Dos sillones de amarillo chillón a la izquierda, una pantalla extraplana de televisión a todo volumen a la derecha; debajo, sobre unos mostradores, los formularios necesarios listos para ser rellenados. El resto del ambiente vacío; apenas compensado con el fuerte color amarillo de las paredes y marcas del mismo color en el piso.

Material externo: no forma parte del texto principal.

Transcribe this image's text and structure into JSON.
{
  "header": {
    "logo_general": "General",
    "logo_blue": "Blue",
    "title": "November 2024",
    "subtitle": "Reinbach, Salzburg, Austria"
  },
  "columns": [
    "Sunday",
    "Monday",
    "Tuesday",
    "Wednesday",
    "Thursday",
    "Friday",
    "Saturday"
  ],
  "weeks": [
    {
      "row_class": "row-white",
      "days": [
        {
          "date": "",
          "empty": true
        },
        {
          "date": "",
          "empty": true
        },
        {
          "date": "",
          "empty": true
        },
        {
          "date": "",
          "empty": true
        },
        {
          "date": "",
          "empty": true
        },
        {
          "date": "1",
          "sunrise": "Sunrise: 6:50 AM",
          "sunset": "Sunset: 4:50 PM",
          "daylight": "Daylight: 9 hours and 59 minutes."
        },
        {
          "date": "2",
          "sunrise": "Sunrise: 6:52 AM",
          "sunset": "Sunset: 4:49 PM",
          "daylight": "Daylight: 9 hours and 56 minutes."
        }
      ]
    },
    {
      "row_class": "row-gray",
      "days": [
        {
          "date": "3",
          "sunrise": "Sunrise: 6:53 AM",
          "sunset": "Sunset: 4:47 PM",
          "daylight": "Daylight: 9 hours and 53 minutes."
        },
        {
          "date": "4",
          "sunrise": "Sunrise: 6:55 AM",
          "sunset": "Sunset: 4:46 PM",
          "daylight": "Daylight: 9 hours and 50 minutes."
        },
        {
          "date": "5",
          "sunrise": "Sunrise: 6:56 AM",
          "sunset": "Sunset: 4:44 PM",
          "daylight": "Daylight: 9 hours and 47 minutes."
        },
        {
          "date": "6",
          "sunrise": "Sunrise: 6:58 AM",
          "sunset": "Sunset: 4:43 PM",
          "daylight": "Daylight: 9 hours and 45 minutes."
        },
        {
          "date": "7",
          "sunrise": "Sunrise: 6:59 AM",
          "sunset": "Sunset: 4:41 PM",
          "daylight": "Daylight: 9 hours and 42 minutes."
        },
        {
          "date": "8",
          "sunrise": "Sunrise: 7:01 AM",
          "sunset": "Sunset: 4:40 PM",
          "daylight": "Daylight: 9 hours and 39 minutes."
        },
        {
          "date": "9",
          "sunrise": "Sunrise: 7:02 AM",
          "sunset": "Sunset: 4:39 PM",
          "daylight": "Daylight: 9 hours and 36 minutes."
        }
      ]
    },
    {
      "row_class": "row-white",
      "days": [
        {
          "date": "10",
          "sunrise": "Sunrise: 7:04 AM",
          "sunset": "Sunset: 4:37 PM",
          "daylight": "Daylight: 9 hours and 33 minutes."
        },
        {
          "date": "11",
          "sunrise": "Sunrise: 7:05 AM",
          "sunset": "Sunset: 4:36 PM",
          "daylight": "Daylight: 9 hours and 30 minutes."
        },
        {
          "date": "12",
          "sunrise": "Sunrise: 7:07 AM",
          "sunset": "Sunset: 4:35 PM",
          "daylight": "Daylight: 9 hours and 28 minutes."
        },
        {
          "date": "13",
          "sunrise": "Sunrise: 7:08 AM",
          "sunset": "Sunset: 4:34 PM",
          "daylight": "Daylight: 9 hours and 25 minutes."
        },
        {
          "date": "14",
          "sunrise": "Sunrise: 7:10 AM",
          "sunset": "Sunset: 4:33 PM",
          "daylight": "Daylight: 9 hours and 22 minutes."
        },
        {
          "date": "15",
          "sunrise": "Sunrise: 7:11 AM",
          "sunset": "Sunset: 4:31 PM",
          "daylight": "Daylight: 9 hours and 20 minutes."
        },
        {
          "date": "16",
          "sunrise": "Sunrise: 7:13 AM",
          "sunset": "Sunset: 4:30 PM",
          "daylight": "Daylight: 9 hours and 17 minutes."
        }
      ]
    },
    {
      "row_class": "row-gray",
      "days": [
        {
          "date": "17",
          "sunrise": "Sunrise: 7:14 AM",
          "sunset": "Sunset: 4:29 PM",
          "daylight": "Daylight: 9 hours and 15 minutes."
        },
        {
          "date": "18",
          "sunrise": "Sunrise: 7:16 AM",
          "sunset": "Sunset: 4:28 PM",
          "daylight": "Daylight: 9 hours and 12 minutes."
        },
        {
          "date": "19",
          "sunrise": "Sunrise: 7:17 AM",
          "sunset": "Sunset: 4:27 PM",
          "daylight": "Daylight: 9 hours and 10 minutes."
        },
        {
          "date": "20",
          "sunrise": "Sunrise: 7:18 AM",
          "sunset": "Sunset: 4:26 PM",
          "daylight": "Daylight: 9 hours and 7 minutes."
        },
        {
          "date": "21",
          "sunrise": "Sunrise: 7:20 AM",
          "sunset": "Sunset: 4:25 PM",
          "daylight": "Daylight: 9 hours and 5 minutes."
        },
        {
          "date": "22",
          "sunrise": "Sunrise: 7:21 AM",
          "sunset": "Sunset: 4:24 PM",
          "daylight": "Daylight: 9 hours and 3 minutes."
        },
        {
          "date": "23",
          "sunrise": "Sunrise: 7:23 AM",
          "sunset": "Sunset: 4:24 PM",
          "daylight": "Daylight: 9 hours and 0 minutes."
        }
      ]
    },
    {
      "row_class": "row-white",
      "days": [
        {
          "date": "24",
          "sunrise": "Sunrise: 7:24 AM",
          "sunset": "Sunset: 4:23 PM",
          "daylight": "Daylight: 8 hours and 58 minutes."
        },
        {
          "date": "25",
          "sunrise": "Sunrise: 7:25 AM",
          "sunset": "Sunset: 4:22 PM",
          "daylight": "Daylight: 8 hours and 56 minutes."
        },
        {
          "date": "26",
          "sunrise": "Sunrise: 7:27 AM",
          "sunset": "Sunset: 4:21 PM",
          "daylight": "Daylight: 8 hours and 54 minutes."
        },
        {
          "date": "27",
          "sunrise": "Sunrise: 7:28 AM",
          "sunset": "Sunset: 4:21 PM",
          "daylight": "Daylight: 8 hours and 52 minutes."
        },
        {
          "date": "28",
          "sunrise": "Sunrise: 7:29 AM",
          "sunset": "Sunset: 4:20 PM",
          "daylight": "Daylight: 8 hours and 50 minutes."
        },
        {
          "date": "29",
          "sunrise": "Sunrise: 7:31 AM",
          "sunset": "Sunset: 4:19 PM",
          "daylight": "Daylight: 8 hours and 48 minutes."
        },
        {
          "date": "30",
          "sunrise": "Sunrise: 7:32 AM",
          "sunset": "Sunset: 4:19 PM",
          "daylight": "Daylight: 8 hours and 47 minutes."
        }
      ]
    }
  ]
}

Alguna vez se tendría que llenar este lugar y alguien había pensado ya en eso al ocurrírsele ordenar pintar esas marcas en el suelo.
Pero nadie pensó en otras cosas más obvias.
Sin hacer mucho caso del ambiente –solo había dos muchachas de clara ascendencia africana sentadas sobre los sillones-, rellené el formulario correspondiente. Leí bien. Volví a cerciorarme y me acerqué a una de las ventanillas. A la que aparentemente estaba libre, porque la otra lucía un letrero de ‘cerrado’.
Saludé y coloqué mi formulario sobre la bandeja. Esperé. La cajera parecía ocupada en alguna operación. Mucho trabajo, me dije, y seguí esperando.
Después de unos momentos, la otra cajera que me dijo algo que no entendí bien por estar distraído pensando en lo surrealista que estaba resultando esta experiencia contante, pero que entendí como una invitación a ser atendido por ella.
Por precaución, lancé una mirada al letrero. ¿Había leído acaso mal? No. Allí estaba, claramente escrito: cerrado.
-Aunque sea difícil de creer –dijo la joven mujer-, venga por aquí.
-Pensé que había leído mal –comenté.
Coloqué mi formulario sobre la bandeja de seguridad típica de estos negocios dedicados al contante y sonante y esperé.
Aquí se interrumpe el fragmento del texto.